In 2018, Sony released the PlayStation Classic console that used the PCSX emulator in its hardware. The console didn’t sell as well as it should have, mostly due to UI issues, but it was one of the first times major publishers recognized the benefits of emulation. Though Atari has released backward-compatible consoles for the 2600 and 7800, few major game makers have gone the same route. Though few publishers want to give emulators tacit approval and sell their old ROMs for a profit, they seem to use emulation internally. Recently, one fan at the Nintendo Museum in Japan heard a chime when they disconnected a controller playing the SNES. That sound indicated the machine was likely running Windows, which would point to the game running on an emulator.
@BobWulff pic.twitter.com/6HjWqN4DRH
— Chris (@ChrisMack32) October 14, 2024
The video game industry refuses to acknowledge the potential of emulation. In October, the U.S. Copyright Office sided with industry groups representing the games industry against preservationists. The office decided to continue enforcing rules restricting video game museums and libraries from allowing people to access defunct games online remotely. Part of the Copyright Office’s register’s issue was over the concept of “emulation as a service” that was put forward by preservationists. The office’s director, Shira Perlmutter, wrote that emulation “would implicate copyright owners’ distribution rights.”
In response, the VGHF wrote the decision “forces researchers to explore extra-legal methods to access the vast majority of out-of-print video games that are otherwise unavailable.” If you want to research and analyze many old, defunct games, you have no choice but to download ROMs.

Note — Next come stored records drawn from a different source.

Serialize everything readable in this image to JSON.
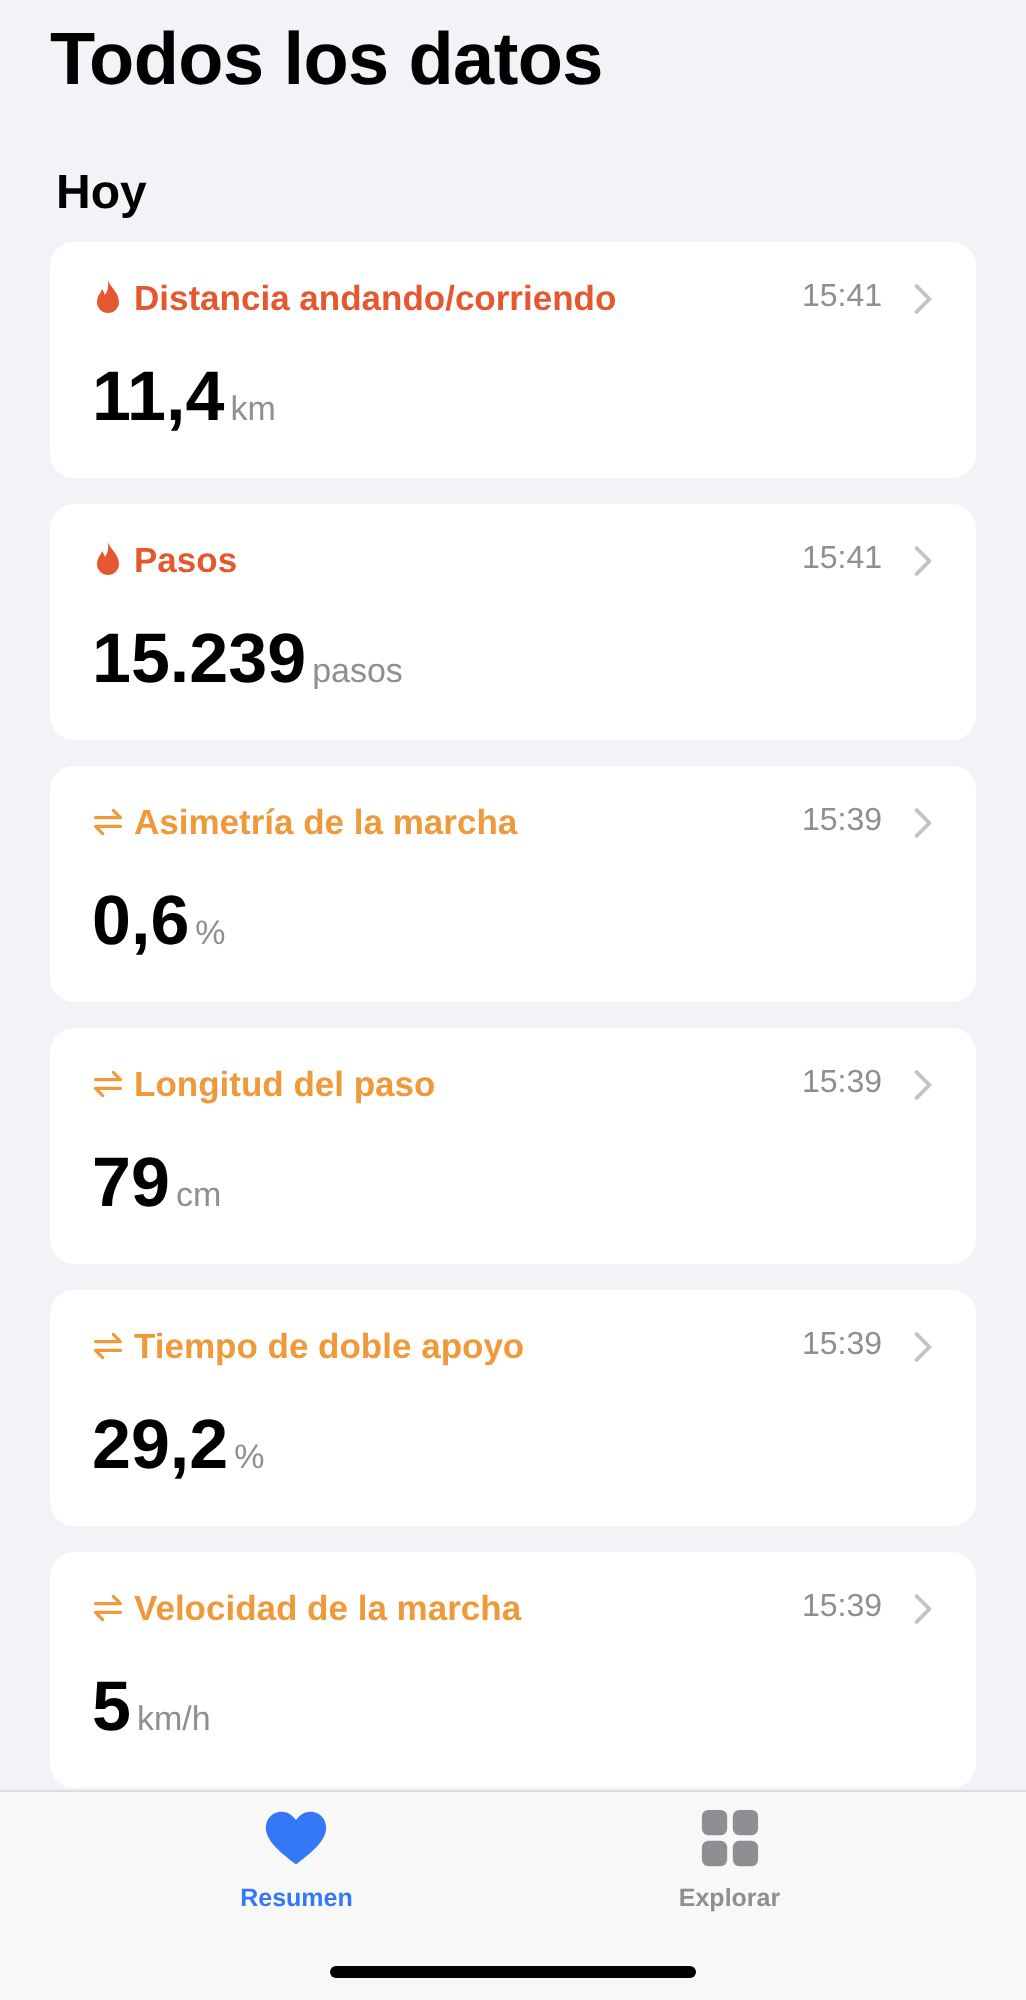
{
  "title": "Todos los datos",
  "section": "Hoy",
  "cards": [
    {
      "kind": "flame",
      "color": "#e4582f",
      "label": "Distancia andando/corriendo",
      "time": "15:41",
      "value": "11,4",
      "unit": "km"
    },
    {
      "kind": "flame",
      "color": "#e4582f",
      "label": "Pasos",
      "time": "15:41",
      "value": "15.239",
      "unit": "pasos"
    },
    {
      "kind": "arrows",
      "color": "#ee9a3a",
      "label": "Asimetría de la marcha",
      "time": "15:39",
      "value": "0,6",
      "unit": "%"
    },
    {
      "kind": "arrows",
      "color": "#ee9a3a",
      "label": "Longitud del paso",
      "time": "15:39",
      "value": "79",
      "unit": "cm"
    },
    {
      "kind": "arrows",
      "color": "#ee9a3a",
      "label": "Tiempo de doble apoyo",
      "time": "15:39",
      "value": "29,2",
      "unit": "%"
    },
    {
      "kind": "arrows",
      "color": "#ee9a3a",
      "label": "Velocidad de la marcha",
      "time": "15:39",
      "value": "5",
      "unit": "km/h"
    }
  ],
  "tabs": [
    {
      "kind": "heart",
      "label": "Resumen",
      "selected": true
    },
    {
      "kind": "grid",
      "label": "Explorar",
      "selected": false
    }
  ]
}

Testut said he hopes that there may come a day when emulators are seen as far more legitimate. Companies may sell consumers the ROMs of their old games for a few bucks a pop, then let them play however and wherever they want. That seems like a pipe dream for the vertically integrated publishers and console manufacturers, but one can dream.
The fact that emulators have to exist points to an existential failure of the games industry to preserve its most beloved titles. Emulator developers spend years creating and perfecting their software. Some emulators are slightly janky to use, but others, like Delta, Dolphin, or PS1 emulator Gamma, make the process of playing relatively seamless. The community is strong and growing all the time. As much as the license holders say they’re trying to expand the classics market, they’ve obviously failed to meet demand.
There is still no official English translation of the classic RPG Mother 3, but there are enduring fan translations that have become the defacto way to play the game in the U.S. and elsewhere. Even when you ignore the classics, emulation still makes a case against companies that try to exploit customers. There is demand for Super Mario Sunshine for the Gamecube. In all its wisdom, Nintendo released a special version of past 3D Mario games in Super Mario 3D All-Stars, but in a limited run that now costs an obscene $140 on Amazon. Should the legacy Japanese game maker truly be surprised if more consumers turn to emulation, especially to experience these games as close to how the studio originally intended?
“Emotionally, [emulation is] a way of going back to the golden age of video games,” DragoonDorise said. “Morally, it’s the only way to make sure those video games are not lost to time.”